The Ferry Between Worlds
- Ty Tzavrinou
- Oct 21, 2025
- 2 min read
As mentioned in a previous blog, The Season Between, October is a special time of the year. The weight of October isn’t always easy. It’s a month of transitions, adjustments, tipping the scales, imbalances, and movement. It’s like being caught in a cycle in the washing machine, uncontrollably spinning and churning before coming to a dramatic conclusion.
Despite the fluctuation of emotions that come with October, including wistful gazes outside, capturing the veil between trees, seeing from one world into another, October is a beneficial time of year. It’s the appointed time for truth and integrity. A time for manifestations, spiritual clarity, and physical rest. It’s the point in the year when alignment shifts, when what was once synchronized fragments, and the impossible becomes possible. It’s the time of year for transparency—literally and figuratively—and healing and retrieval. It’s also the time for horror movies, carved pumpkins, and visiting spooky corn mazes after dark. And, if your taste buds are anything like mine, October is the time to eat as much candy corn as you can handle.

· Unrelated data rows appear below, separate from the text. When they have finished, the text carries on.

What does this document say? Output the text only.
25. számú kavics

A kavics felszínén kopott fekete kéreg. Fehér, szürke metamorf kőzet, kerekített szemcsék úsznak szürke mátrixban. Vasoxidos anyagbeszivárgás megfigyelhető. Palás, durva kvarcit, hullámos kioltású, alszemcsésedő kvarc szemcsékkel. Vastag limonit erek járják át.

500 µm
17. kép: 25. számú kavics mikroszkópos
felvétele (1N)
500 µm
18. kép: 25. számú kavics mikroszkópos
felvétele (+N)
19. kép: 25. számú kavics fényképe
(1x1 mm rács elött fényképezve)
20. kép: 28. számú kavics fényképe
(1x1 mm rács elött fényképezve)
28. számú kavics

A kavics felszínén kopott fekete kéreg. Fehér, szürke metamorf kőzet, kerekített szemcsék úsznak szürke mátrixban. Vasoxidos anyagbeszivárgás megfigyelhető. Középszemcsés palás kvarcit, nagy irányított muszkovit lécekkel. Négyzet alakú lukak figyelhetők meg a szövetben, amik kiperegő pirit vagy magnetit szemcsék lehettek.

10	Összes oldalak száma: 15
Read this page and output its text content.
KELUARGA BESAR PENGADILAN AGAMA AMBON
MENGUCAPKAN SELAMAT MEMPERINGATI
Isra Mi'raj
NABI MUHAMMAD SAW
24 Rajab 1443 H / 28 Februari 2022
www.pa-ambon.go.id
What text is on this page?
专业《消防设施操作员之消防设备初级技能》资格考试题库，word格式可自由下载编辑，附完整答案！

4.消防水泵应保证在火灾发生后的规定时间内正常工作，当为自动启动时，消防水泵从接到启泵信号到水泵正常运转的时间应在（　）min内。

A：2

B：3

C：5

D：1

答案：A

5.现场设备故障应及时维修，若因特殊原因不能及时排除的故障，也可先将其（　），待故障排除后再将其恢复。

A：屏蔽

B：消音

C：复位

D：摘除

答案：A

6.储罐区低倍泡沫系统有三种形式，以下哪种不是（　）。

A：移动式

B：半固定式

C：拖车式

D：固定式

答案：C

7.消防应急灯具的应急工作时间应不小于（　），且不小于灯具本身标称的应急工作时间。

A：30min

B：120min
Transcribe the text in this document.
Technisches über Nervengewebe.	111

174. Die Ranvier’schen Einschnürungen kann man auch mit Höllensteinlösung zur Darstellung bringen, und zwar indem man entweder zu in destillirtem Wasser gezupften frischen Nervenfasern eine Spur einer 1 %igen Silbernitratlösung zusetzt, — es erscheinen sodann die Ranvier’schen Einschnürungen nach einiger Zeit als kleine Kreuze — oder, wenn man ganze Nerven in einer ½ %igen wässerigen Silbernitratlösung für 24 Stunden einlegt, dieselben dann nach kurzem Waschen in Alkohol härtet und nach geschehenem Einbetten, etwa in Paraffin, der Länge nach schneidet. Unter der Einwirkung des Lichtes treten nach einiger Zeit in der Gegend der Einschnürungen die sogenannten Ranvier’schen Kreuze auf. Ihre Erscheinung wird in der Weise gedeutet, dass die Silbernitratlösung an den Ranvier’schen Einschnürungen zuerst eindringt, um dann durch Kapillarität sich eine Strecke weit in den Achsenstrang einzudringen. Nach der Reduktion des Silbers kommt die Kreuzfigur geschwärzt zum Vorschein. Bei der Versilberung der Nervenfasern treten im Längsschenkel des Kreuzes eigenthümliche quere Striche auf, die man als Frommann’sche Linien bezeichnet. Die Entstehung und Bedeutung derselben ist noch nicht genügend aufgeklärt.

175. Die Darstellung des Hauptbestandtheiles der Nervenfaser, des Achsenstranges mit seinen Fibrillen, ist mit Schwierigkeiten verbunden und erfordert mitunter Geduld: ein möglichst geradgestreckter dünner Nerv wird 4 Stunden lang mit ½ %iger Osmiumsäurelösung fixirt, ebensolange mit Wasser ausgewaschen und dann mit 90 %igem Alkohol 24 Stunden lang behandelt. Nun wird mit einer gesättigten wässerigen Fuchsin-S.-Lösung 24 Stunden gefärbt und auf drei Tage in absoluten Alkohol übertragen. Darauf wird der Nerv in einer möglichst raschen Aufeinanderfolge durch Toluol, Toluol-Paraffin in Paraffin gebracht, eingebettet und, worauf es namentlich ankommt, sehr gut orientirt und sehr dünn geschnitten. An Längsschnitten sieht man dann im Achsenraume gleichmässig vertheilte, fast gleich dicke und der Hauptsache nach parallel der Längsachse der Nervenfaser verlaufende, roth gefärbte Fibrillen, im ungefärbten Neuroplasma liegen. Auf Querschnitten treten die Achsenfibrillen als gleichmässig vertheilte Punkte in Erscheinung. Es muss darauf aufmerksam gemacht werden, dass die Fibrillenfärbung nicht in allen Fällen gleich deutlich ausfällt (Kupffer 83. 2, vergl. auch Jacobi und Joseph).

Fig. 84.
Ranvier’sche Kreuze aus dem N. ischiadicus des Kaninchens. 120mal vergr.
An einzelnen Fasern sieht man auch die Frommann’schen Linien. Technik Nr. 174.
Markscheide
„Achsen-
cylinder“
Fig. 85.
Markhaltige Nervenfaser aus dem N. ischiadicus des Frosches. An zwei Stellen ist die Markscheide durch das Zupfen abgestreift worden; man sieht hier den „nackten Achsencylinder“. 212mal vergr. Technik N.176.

This sacred month is a ferry between worlds, between two phases of the year, and through its route of amber light and reddening trees, we discover more of ourselves than ever before. That’s the promise of autumn, Samhain, and the invisible boundaries of October. This year, however, has unfolded differently than expected, and although the thinned branches and velvet darkness have arrived, little else seems recognizable.
At first, I thought that I was the problem.
I blamed myself.
October is the season of life, death, and the beyond. With all transfigurations, there’s a certain sadness too, some residual and some new. After a chronically difficult year—one which will document America as a modern-day Nazi playlet—there hasn’t been much room to fall into the autumn leaves and weep. The psychological effects of living through a period of mass devastation, corruption, and erasure, knowing we’re only in the infancy stages of violence and desecrations, have been disturbing. Amid the heartbreak and disbelief, intimidation and persecution, there hasn’t been space to feel anything beyond survival.
So yes, I criticized myself for not being able to sink into October’s sadness. I held myself accountable for not connecting with my inner self. I reprimanded my numbness for blocking my vulnerabilities and delaying the awakening of my soul. Finally, wounded by battle lost, I accepted that breathing endings and beginnings wouldn’t be quite the same this year.
And that’s ok. Because if we can learn anything from the unpredictability of October’s chamber, it’s that life—whether easy, hard, or indifferent—is an authentic experience. It’s that authenticity that breathes life into our seasons of becoming. Even when the world feels unrecognizable and the air grows heavy with change, we’re still here: transforming, adapting, and rediscovering what it means to be whole. October, the Mistress of life lessons and mysteries, reminds us that surrendering isn’t defeat; it’s trust. It’s the small, quiet knowing that from endings come beginnings, and from darkness, light always finds its way back through the trees.
So no, this October isn’t what I expected. And no, it isn’t my fault. But whatever this season is, it’s exactly what I need. I’m beginning to understand that.